One of the first topics we discussed was informality and formality. The people in Barcelona tend to be quite formal and a bit reserved. On the subway and walking down the road, individuals make little to no eye contact and have a very cold appearance to them. The way people dress is much more formal as well. Typical American clothes don’t really pass here, such as yoga pants or basketball shorts. The culture here expects you to actually dress nicely, especially when going to a nice restaurant or bar/club. I already had this idea in my head when Mireia told me all of this. It’s something that I had scoped out pretty quickly and something they had told us about when we first arrived.
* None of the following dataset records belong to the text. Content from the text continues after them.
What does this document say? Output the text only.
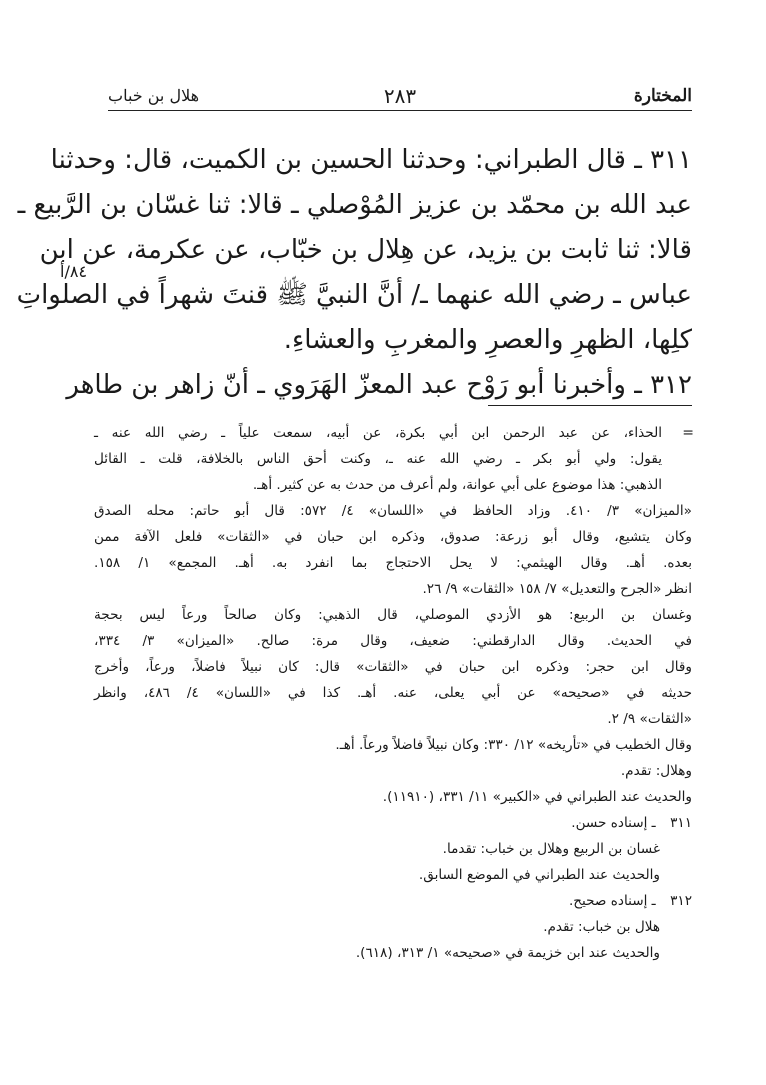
المختارة
٢٨٣
هلال بن خباب
٣١١ ـ قال الطبراني: وحدثنا الحسين بن الكميت، قال: وحدثنا
عبد الله بن محمّد بن عزيز المُوْصلي ـ قالا: ثنا غسّان بن الرَّبيع ـ
قالا: ثنا ثابت بن يزيد، عن هِلال بن خبّاب، عن عكرمة، عن ابن
عباس ـ رضي الله عنهما ـ/ أنَّ النبيَّ ﷺ قنتَ شهراً في الصلواتِ
كلِها، الظهرِ والعصرِ والمغربِ والعشاءِ.
٣١٢ ـ وأخبرنا أبو رَوْح عبد المعزّ الهَرَوي ـ أنّ زاهر بن طاهر
٨٤/أ
=
الحذاء، عن عبد الرحمن ابن أبي بكرة، عن أبيه، سمعت علياً ـ رضي الله عنه ـ
يقول: ولي أبو بكر ـ رضي الله عنه ـ، وكنت أحق الناس بالخلافة، قلت ـ القائل
الذهبي: هذا موضوع على أبي عوانة، ولم أعرف من حدث به عن كثير. أهـ.
«الميزان» ٣/ ٤١٠. وزاد الحافظ في «اللسان» ٤/ ٥٧٢: قال أبو حاتم: محله الصدق
وكان يتشيع، وقال أبو زرعة: صدوق، وذكره ابن حبان في «الثقات» فلعل الآفة ممن
بعده. أهـ. وقال الهيثمي: لا يحل الاحتجاج بما انفرد به. أهـ. المجمع» ١/ ١٥٨.
انظر «الجرح والتعديل» ٧/ ١٥٨ «الثقات» ٩/ ٢٦.
وغسان بن الربيع: هو الأزدي الموصلي، قال الذهبي: وكان صالحاً ورعاً ليس بحجة
في الحديث. وقال الدارقطني: ضعيف، وقال مرة: صالح. «الميزان» ٣/ ٣٣٤،
وقال ابن حجر: وذكره ابن حبان في «الثقات» قال: كان نبيلاً فاضلاً، ورعاً، وأخرج
حديثه في «صحيحه» عن أبي يعلى، عنه. أهـ. كذا في «اللسان» ٤/ ٤٨٦، وانظر
«الثقات» ٩/ ٢.
وقال الخطيب في «تأريخه» ١٢/ ٣٣٠: وكان نبيلاً فاضلاً ورعاً. أهـ.
وهلال: تقدم.
والحديث عند الطبراني في «الكبير» ١١/ ٣٣١، (١١٩١٠).
٣١١ ـ إسناده حسن.
غسان بن الربيع وهلال بن خباب: تقدما.
والحديث عند الطبراني في الموضع السابق.
٣١٢ ـ إسناده صحيح.
هلال بن خباب: تقدم.
والحديث عند ابن خزيمة في «صحيحه» ١/ ٣١٣، (٦١٨).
Another topic discussed was independence and dependence. In the U.S. people are seen as children until they’re 18, and often times even up until they’re 21. Here in Barcelona, the children are given much more freedom and seen as adults earlier. She said young students often walk home by themselves and go to play on the playground without parents either. But in terms of family dependence, Mireia said the individuals are definitely more dependent on family than Americans are. This was something that was a bit of a surprise to me considering that on the streets it seems like people are very independent. She told me that kids value their families very highly and often don’t even invite people over to their homes, because homes are for family. Kids stay dependent on the family into and throughout adulthood.
In the Spanish society the elderly are greatly respected. This is another topic that I had an idea based on observation. Mireia said that many times the elderly continue to live with the rest of their families throughout their life. They are seen as the wisest in the family and help to contribute with parenting. On subways, I’ve noticed that people offer their seats to the elderly if there are no more seats available. Also, in conversation, Mireia said the Spanish people address the elderly using the Usted pronoun, which is a much more respectful pronoun than “you”. Overall this conversation was valuable and helped me to learn more about the culture I’m living in, and it also opened me up to other cultures; this was something I would not have known had I not met with Mireia.
One group of activities I don’t really participate in back at Quinnipiac are the government and program boards, such as SPB or SGA. I’ve never really given in much thought since I’m not a part of it. I’d say I even have a little bit of a negative viewpoint of it due to the fact that I don’t always agree with the things they promote. Sitting down with a representative of one of these groups would probably be insightful. I would probably learn more about what they do, why they do it, and the various challenges they have to overcome in order to get something done. I know meeting with someone will make me appreciate their jobs more and possibly make me more interesting in joining!